Document Content
The
Document Content section in the Laserfiche Capture Engine dialog box allows you to define the content you want retrieved from your documents.
For each document:
- Keep each entry as a separate document: Select if you want to keep each entry as its own separate document. When selected, imaged documents will enter Quick Fields organized into documents as they were in the Laserfiche repository. When cleared, all the image pages will enter Quick Fields as a single set, and will only be sorted into documents according to the settings in Quick Fields. This is useful if you have pages that have not already been defined into documents, or if you want to change the document structure.
Note: This selection is one factor in how pages will be grouped into documents by Quick Fields. The others are the First Page Identification conditions, the Last Page Identification conditions, and the Document Length settings. For more information, see How Documents are Identified.
Note: If Keep each entry as a separate document is not selected and you do not have Generate images for each page or Extract the text from each page selected, you will not be able to select Keep PDF after using it to generate Laserfiche Pages. If the Laserfiche pages in the repository are going to be separated and made into new documents of different lengths, the PDF will not be kept because it cannot be attached to new arbitrary Laserfiche documents. A combination of different file types (doc, pdf, etc) retrieved can be used to create new Laserfiche documents, but the electronic files cannot be kept because of the mixed file types.
- Retrieve electronic file: If the entry you are retrieving is an electronic file (e.g., PDF), selecting this option will retrieve that electronic file, giving you the ability to generate pages from PDFs or extract text from Word documents, etc.
Note: If you do not have Retrieve electronic file selected, you will not be able to select any options under If the document is a PDF. There is no need to select any PDF options if you are not retrieving electronic files.
- Retrieve fields: Select this option to retrieve the document fields.
- Retrieve tags: Select this option to retrieve the document tags.
For each page in the document, retrieve:
To specify the page data to retrieve, select any or all of the following:
- Image: Retrieves each page's image.
- Use the image's original orientation: When selected, this will retrieve the document at the original orientation at which it was scanned. When cleared, it will use the orientation you have set in the image display
- Text: Retrieves each page's text.
- Annotations: Retrieves each page's annotations.
If the document is a PDF:
- Generate images for each page: Generate Laserfiche images for each page of the retrieved PDF.

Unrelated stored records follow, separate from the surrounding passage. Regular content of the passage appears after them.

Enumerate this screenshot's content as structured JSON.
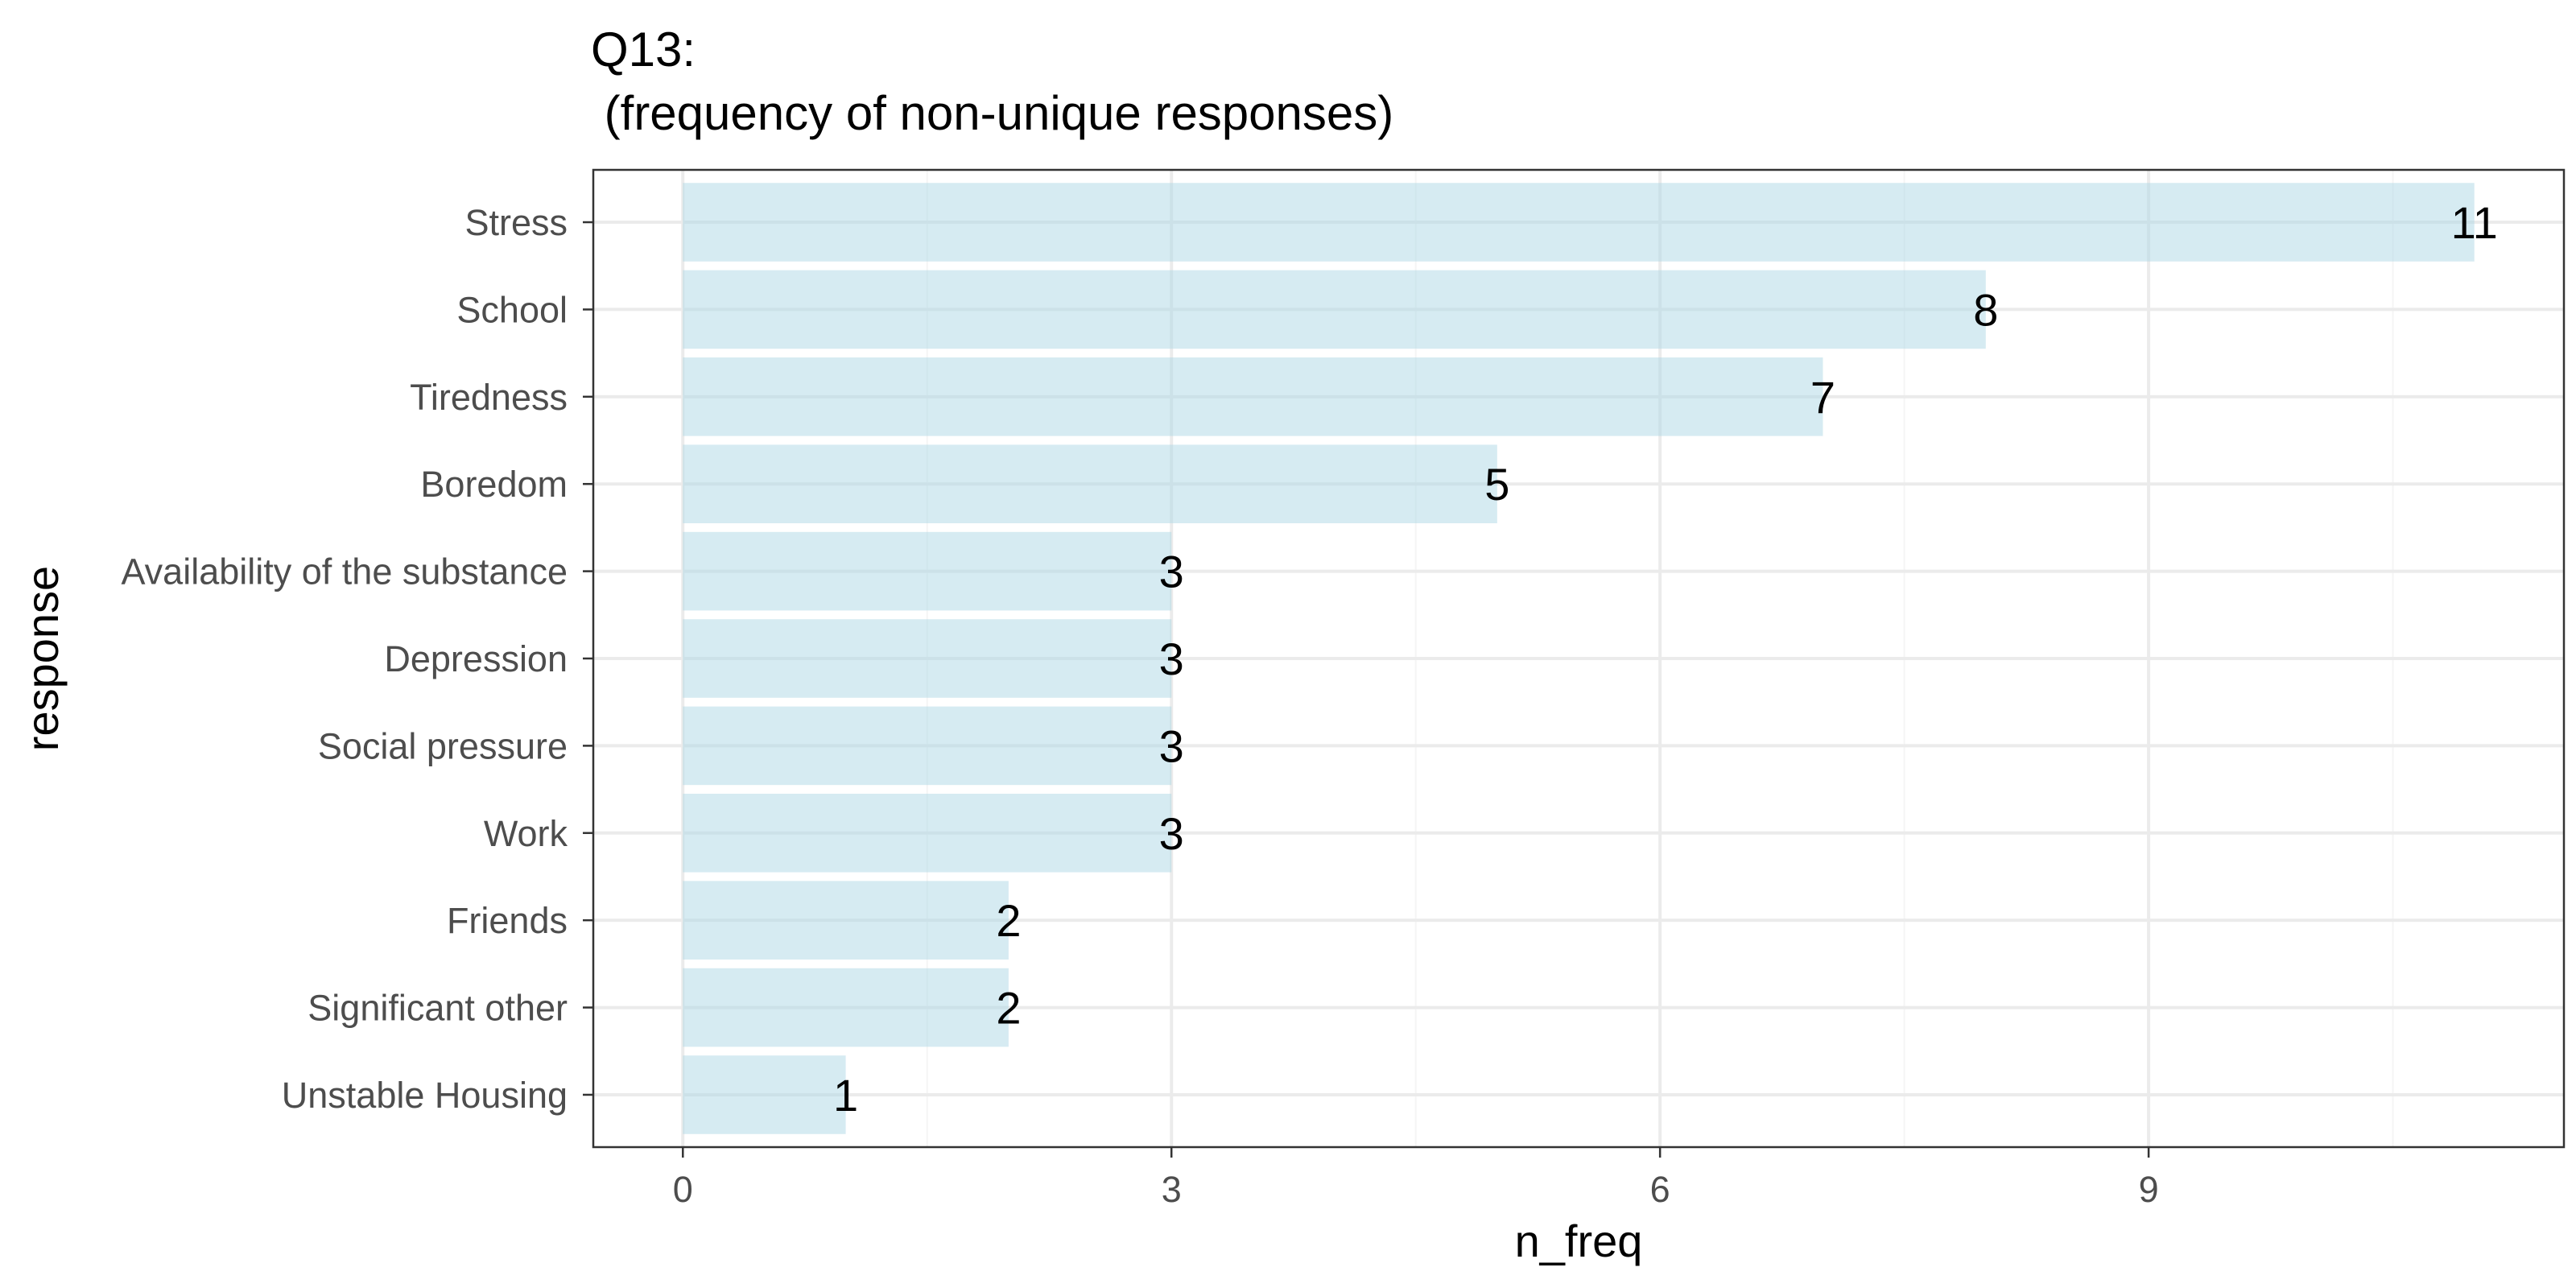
{
  "chart_data": {
    "type": "bar",
    "orientation": "horizontal",
    "title": "Q13:",
    "subtitle": "(frequency of non-unique responses)",
    "xlabel": "n_freq",
    "ylabel": "response",
    "categories": [
      "Stress",
      "School",
      "Tiredness",
      "Boredom",
      "Availability of the substance",
      "Depression",
      "Social pressure",
      "Work",
      "Friends",
      "Significant other",
      "Unstable Housing"
    ],
    "values": [
      11,
      8,
      7,
      5,
      3,
      3,
      3,
      3,
      2,
      2,
      1
    ],
    "data_labels": [
      "11",
      "8",
      "7",
      "5",
      "3",
      "3",
      "3",
      "3",
      "2",
      "2",
      "1"
    ],
    "xticks": [
      "0",
      "3",
      "6",
      "9"
    ],
    "xtick_values": [
      0,
      3,
      6,
      9
    ],
    "xlim": [
      -0.55,
      11.55
    ],
    "grid": true,
    "legend": "none",
    "colors": {
      "bar": "#add8e6",
      "panel_border": "#333333",
      "grid_major": "#ebebeb",
      "grid_minor": "#f5f5f5"
    }
  }
}
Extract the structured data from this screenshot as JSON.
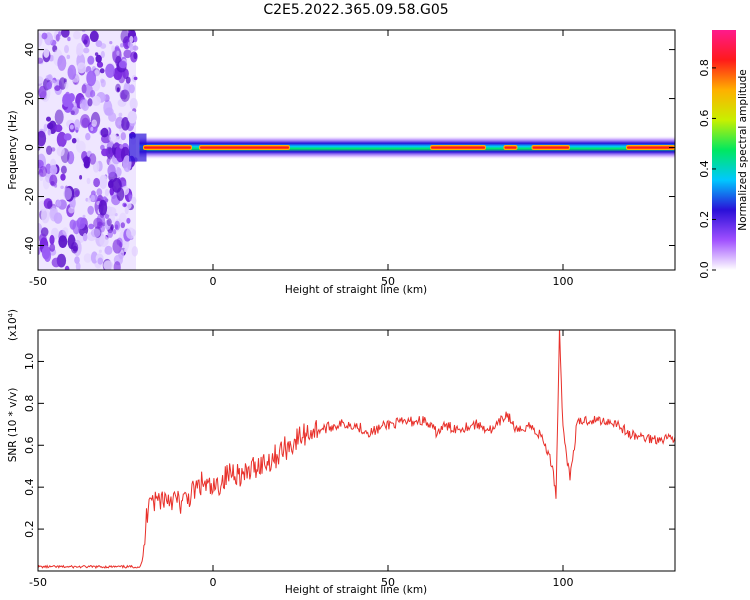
{
  "title": "C2E5.2022.365.09.58.G05",
  "colors": {
    "snr_line": "#e8302a",
    "frame": "#000000"
  },
  "chart_data": [
    {
      "type": "heatmap",
      "xlabel": "Height of straight line (km)",
      "ylabel": "Frequency (Hz)",
      "xlim": [
        -50,
        132
      ],
      "ylim": [
        -50,
        48
      ],
      "xticks": [
        "-50",
        "0",
        "50",
        "100"
      ],
      "yticks": [
        "40",
        "20",
        "0",
        "-20",
        "-40"
      ],
      "colorbar": {
        "label": "Normalized spectral amplitude",
        "range": [
          0,
          0.95
        ],
        "ticks": [
          "0.0",
          "0.2",
          "0.4",
          "0.6",
          "0.8"
        ],
        "stops": [
          "#ffffff",
          "#a050ff",
          "#2a10d8",
          "#00c8ff",
          "#00e860",
          "#c8f000",
          "#ffb000",
          "#ff1a1a",
          "#ff1a8c"
        ]
      },
      "noise_region_x": [
        -50,
        -22
      ],
      "signal_band": {
        "x_start": -21,
        "x_end": 132,
        "center_hz": 0,
        "peak_amplitude": 0.9
      },
      "peak_segments_x": [
        [
          -20,
          -6
        ],
        [
          -4,
          22
        ],
        [
          62,
          78
        ],
        [
          83,
          87
        ],
        [
          91,
          102
        ],
        [
          118,
          132
        ]
      ]
    },
    {
      "type": "line",
      "xlabel": "Height of straight line (km)",
      "ylabel": "SNR (10 * v/v)",
      "y_multiplier": "(x10⁴)",
      "xlim": [
        -50,
        132
      ],
      "ylim": [
        0,
        1.15
      ],
      "xticks": [
        "-50",
        "0",
        "50",
        "100"
      ],
      "yticks": [
        "0.2",
        "0.4",
        "0.6",
        "0.8",
        "1.0"
      ],
      "series": [
        {
          "x": [
            -50,
            -35,
            -25,
            -21,
            -20,
            -19,
            -18,
            -17,
            -15,
            -12,
            -9,
            -6,
            -3,
            0,
            3,
            6,
            9,
            12,
            15,
            18,
            20,
            22,
            25,
            28,
            32,
            36,
            40,
            45,
            50,
            55,
            60,
            64,
            66,
            70,
            75,
            80,
            84,
            87,
            90,
            94,
            97,
            98,
            99,
            100,
            102,
            104,
            106,
            110,
            115,
            119,
            122,
            126,
            132
          ],
          "values": [
            0.02,
            0.02,
            0.02,
            0.02,
            0.05,
            0.25,
            0.4,
            0.33,
            0.35,
            0.35,
            0.32,
            0.37,
            0.42,
            0.38,
            0.44,
            0.48,
            0.45,
            0.5,
            0.52,
            0.55,
            0.58,
            0.6,
            0.64,
            0.67,
            0.68,
            0.7,
            0.7,
            0.66,
            0.7,
            0.71,
            0.72,
            0.66,
            0.69,
            0.68,
            0.7,
            0.67,
            0.75,
            0.66,
            0.7,
            0.64,
            0.5,
            0.36,
            1.15,
            0.68,
            0.44,
            0.7,
            0.72,
            0.72,
            0.71,
            0.65,
            0.64,
            0.63,
            0.64
          ]
        }
      ]
    }
  ]
}
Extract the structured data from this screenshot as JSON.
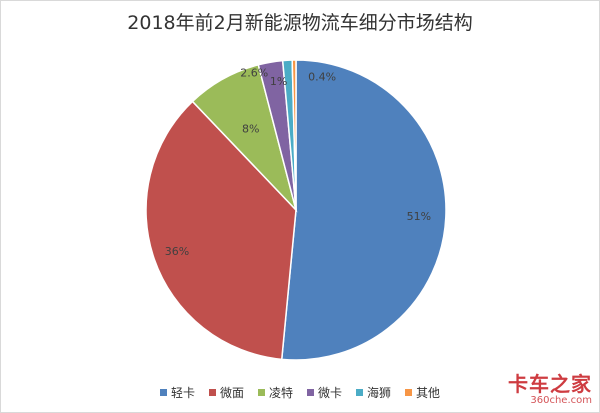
{
  "chart_data": {
    "type": "pie",
    "title": "2018年前2月新能源物流车细分市场结构",
    "slices": [
      {
        "name": "轻卡",
        "value": 51,
        "label": "51%",
        "color": "#4f81bd"
      },
      {
        "name": "微面",
        "value": 36,
        "label": "36%",
        "color": "#c0504d"
      },
      {
        "name": "凌特",
        "value": 8,
        "label": "8%",
        "color": "#9bbb59"
      },
      {
        "name": "微卡",
        "value": 2.6,
        "label": "2.6%",
        "color": "#8064a2"
      },
      {
        "name": "海狮",
        "value": 1,
        "label": "1%",
        "color": "#4bacc6"
      },
      {
        "name": "其他",
        "value": 0.4,
        "label": "0.4%",
        "color": "#f79646"
      }
    ],
    "legend_position": "bottom"
  },
  "watermark": {
    "main": "卡车之家",
    "sub": "360che.com"
  }
}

- Convert images to black & white: Convert the generated image pages to black and white.
- Scale images to use DPI: Customize the generated image's dots per inch (DPI).
- Extract the text from each page: Extract text from the retrieved PDF documents.
- Include PDF form field values in the text: If you are extracting text from a PDF form, the values in the form's fields will be included in the extracted text. It will be located at the bottom of the Text Pane.
- Keep PDF after using it to generate Laserfiche pages: The PDF can be used to generate Laserfiche images, extract text, or both. Selecting this option will keep the PDF file after it has been used to create Laserfiche pages.
- If Keep each entry as a separate document is selected above but you do not have Generate images for each page or Extract the text from each page selected, Keep PDF after using it to generate Laserfiche pages will be required and automatically selected. Since the new document being created will not have Laserfiche pages, it will require the PDF be attached as the electronic file component.
- If Keep each entry as a separate document is not selected above, you will not be able to select Keep PDF after using it to generate Laserfiche pages. If the Laserfiche pages in the repository are going to be separated and made into new documents of different lengths, the PDF cannot be kept because it cannot be attached to new arbitrary Laserfiche documents.
Note: Keep PDF after using it to generate Laserfiche pages needs to be selected in order to use Retrieve PDF Form Content.
- Convert the PDF annotations to Laserfiche annotations: Any PDF annotations on the retrieved PDFs will be converted into Laserfiche annotations.
- If the entry already has Laserfiche pages, overwrite them: PDFs retrieved may already have Laserfiche pages associated with them. Select this option if you want the newly processed Laserfiche pages (generated from the PDFs) to overwrite the existing Laserfiche pages in your repository.